Golden Carolus Triple
This beer is from the same brewery as the Blusser above, Brouwerij Het Anker and the two couldn't be more different. Where the Blusser was bland, the Carolus offers multi-layered aromas of fruit, with sweet fruit and toasted malt on the palate.

Brigand Ale
Despite having one of the ugliest labels in the history of beer, the Brigand is a very good beer. The pour is dark and thick with a creamy head; hard to believe this is a pale ale by looks alone. Another very good beer, with notes of cloves and fruit as well as a touch of sweetness and spice.

Mushroom Pearl Pasta Risotto
I had high hopes for this dish, the sauce of cream, wine, and cheese and the earthy savor of the mushrooms were spot on but the chewy pearls of pasta were just too firm and resistant. I loved the pasta the previous evening at Citronelle in the Lobster "Begula" but I wanted something a little less refined for the risotto.
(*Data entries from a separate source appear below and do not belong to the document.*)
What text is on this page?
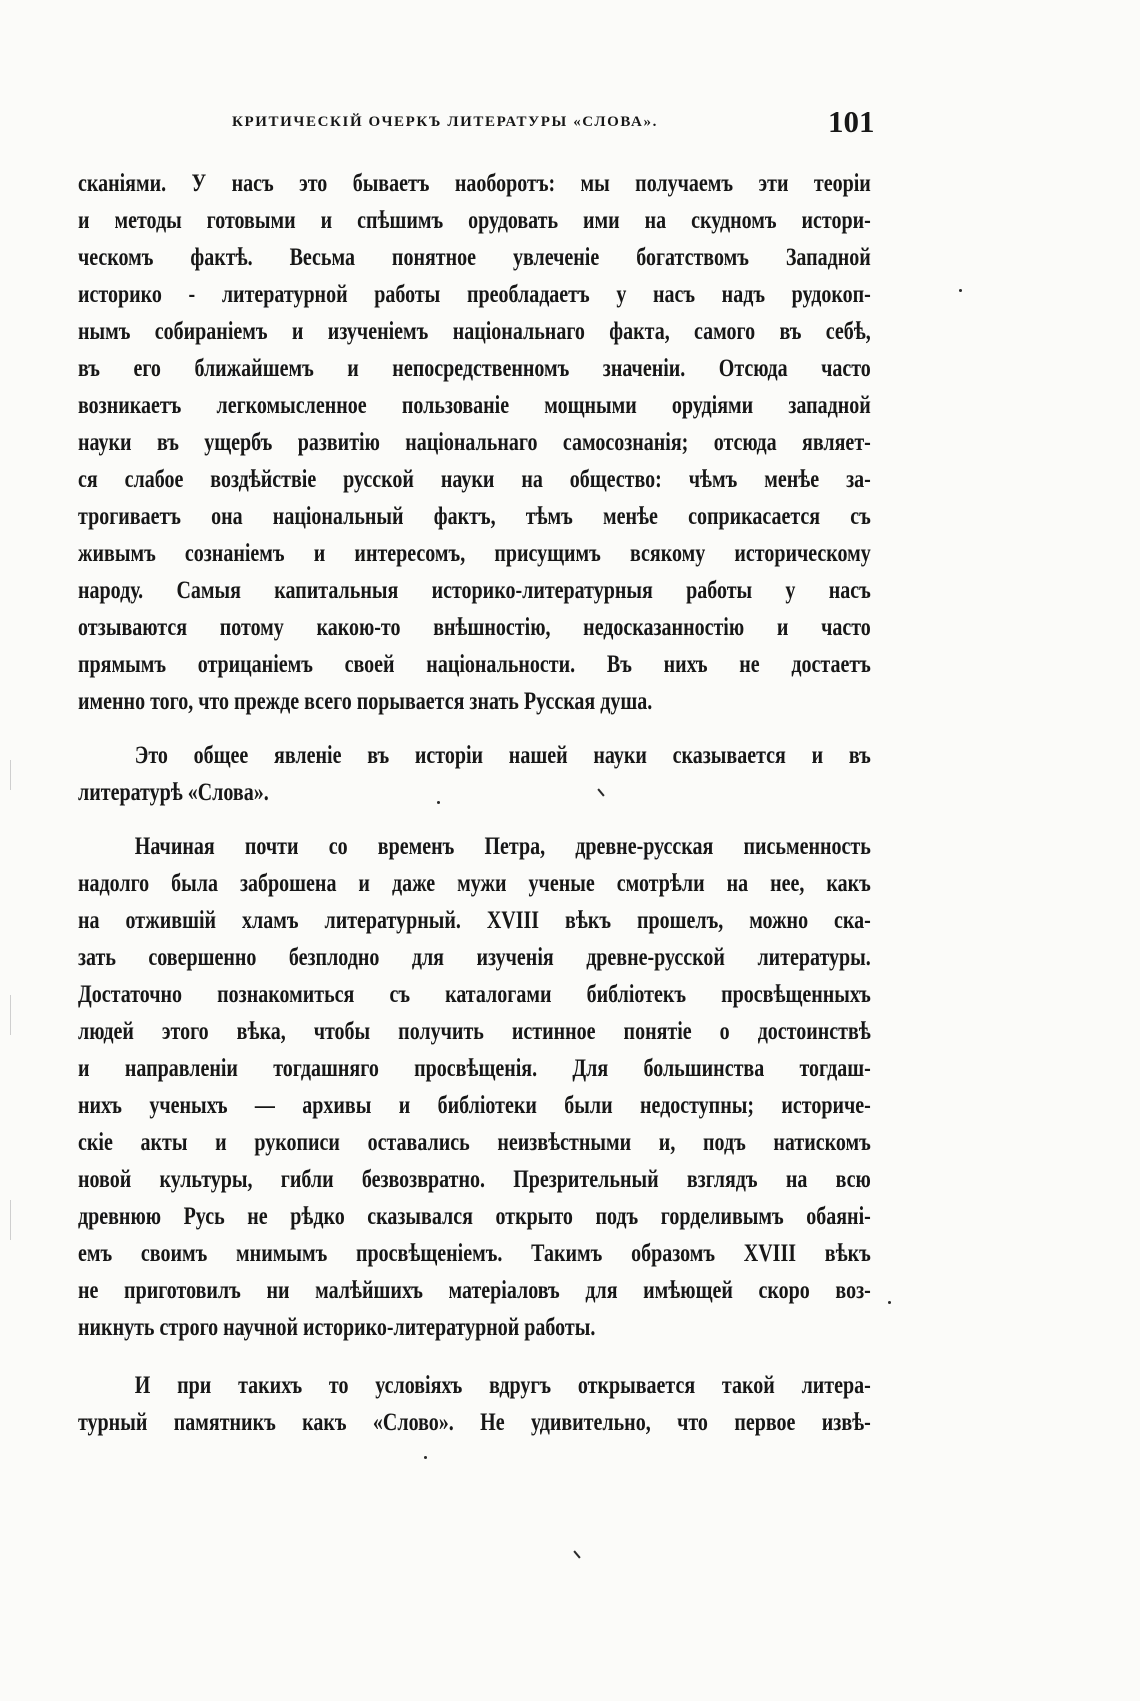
КРИТИЧЕСКІЙ ОЧЕРКЪ ЛИТЕРАТУРЫ «СЛОВА».	101
сканіями. У насъ это бываетъ наоборотъ: мы получаемъ эти теоріи
и методы готовыми и спѣшимъ орудовать ими на скудномъ истори-
ческомъ фактѣ. Весьма понятное увлеченіе богатствомъ Западной
историко - литературной работы преобладаетъ у насъ надъ рудокоп-
нымъ собираніемъ и изученіемъ національнаго факта, самого въ себѣ,
въ его ближайшемъ и непосредственномъ значеніи. Отсюда часто
возникаетъ легкомысленное пользованіе мощными орудіями западной
науки въ ущербъ развитію національнаго самосознанія; отсюда являет-
ся слабое воздѣйствіе русской науки на общество: чѣмъ менѣе за-
трогиваетъ она національный фактъ, тѣмъ менѣе соприкасается съ
живымъ сознаніемъ и интересомъ, присущимъ всякому историческому
народу. Самыя капитальныя историко-литературныя работы у насъ
отзываются потому какою-то внѣшностію, недосказанностію и часто
прямымъ отрицаніемъ своей національности. Въ нихъ не достаетъ
именно того, что прежде всего порывается знать Русская душа.
Это общее явленіе въ исторіи нашей науки сказывается и въ
литературѣ «Слова».
Начиная почти со временъ Петра, древне-русская письменность
надолго была заброшена и даже мужи ученые смотрѣли на нее, какъ
на отжившій хламъ литературный. XVIII вѣкъ прошелъ, можно ска-
зать совершенно безплодно для изученія древне-русской литературы.
Достаточно познакомиться съ каталогами библіотекъ просвѣщенныхъ
людей этого вѣка, чтобы получить истинное понятіе о достоинствѣ
и направленіи тогдашняго просвѣщенія. Для большинства тогдаш-
нихъ ученыхъ — архивы и библіотеки были недоступны; историче-
скіе акты и рукописи оставались неизвѣстными и, подъ натискомъ
новой культуры, гибли безвозвратно. Презрительный взглядъ на всю
древнюю Русь не рѣдко сказывался открыто подъ горделивымъ обаяні-
емъ своимъ мнимымъ просвѣщеніемъ. Такимъ образомъ XVIII вѣкъ
не приготовилъ ни малѣйшихъ матеріаловъ для имѣющей скоро воз-
никнуть строго научной историко-литературной работы.
И при такихъ то условіяхъ вдругъ открывается такой литера-
турный памятникъ какъ «Слово». Не удивительно, что первое извѣ-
Fried Chicken - with Mashed Potato
I'm not sure when fried chicken became a must order dish but I seem to get it every time I see it on a menu. We were given both white and dark meat which exhibited two very different flavor profiles. The dark meat was incredibly tender and juicy but mild in flavor. The white meat combined with the potatoes and sauce tasted like a quintessential chicken pot pie. At this point we were getting quite full so the greens and tangy vinaigrette were absolutely vital as a foil for the chicken. My only quibble with this dish was the uneven batter which resulted in some bites that were mostly fried flour and skin.

Tropical Meringue
The first dessert lives up to the tropical billing, bright colors, a mix of tart and sweet fruit compliment the sugary merignue, while shredded mint provides a nice herbaceous contrast.

Michel's Chocolate Bar
A candy bar for dessert at an upscale restaurant? You bet. Kevin described this dessert as, "an adult Kit Kat bar that tastes like Ferrero Rocher," I can certainly see where he was coming from, smooth creamy chocolate surrounding layers of crisp wafer and a distinct flavor of hazelnut are plainly evident.

By and large, Central proved to be a success, the food isn't as refined as Citronelle, but the simple flavors are satisfying in their own right and its is evident that the same level of care that goes into the food. Unfortunately as I had work that night at 8:00 we didn't have much time as I would have liked to enjoy the food (10 courses in 55 minutes). Next time I am in DC, I would love to revisit Central and give the meal the time it deserves.


Anonymous said...

Holy crap. Do you guys sell drugs on the side to pay for all of this? No systems engineer I know can afford this night after night.

Epicuryan said...

No no if I sold drugs then the wine pairings would be much higher end.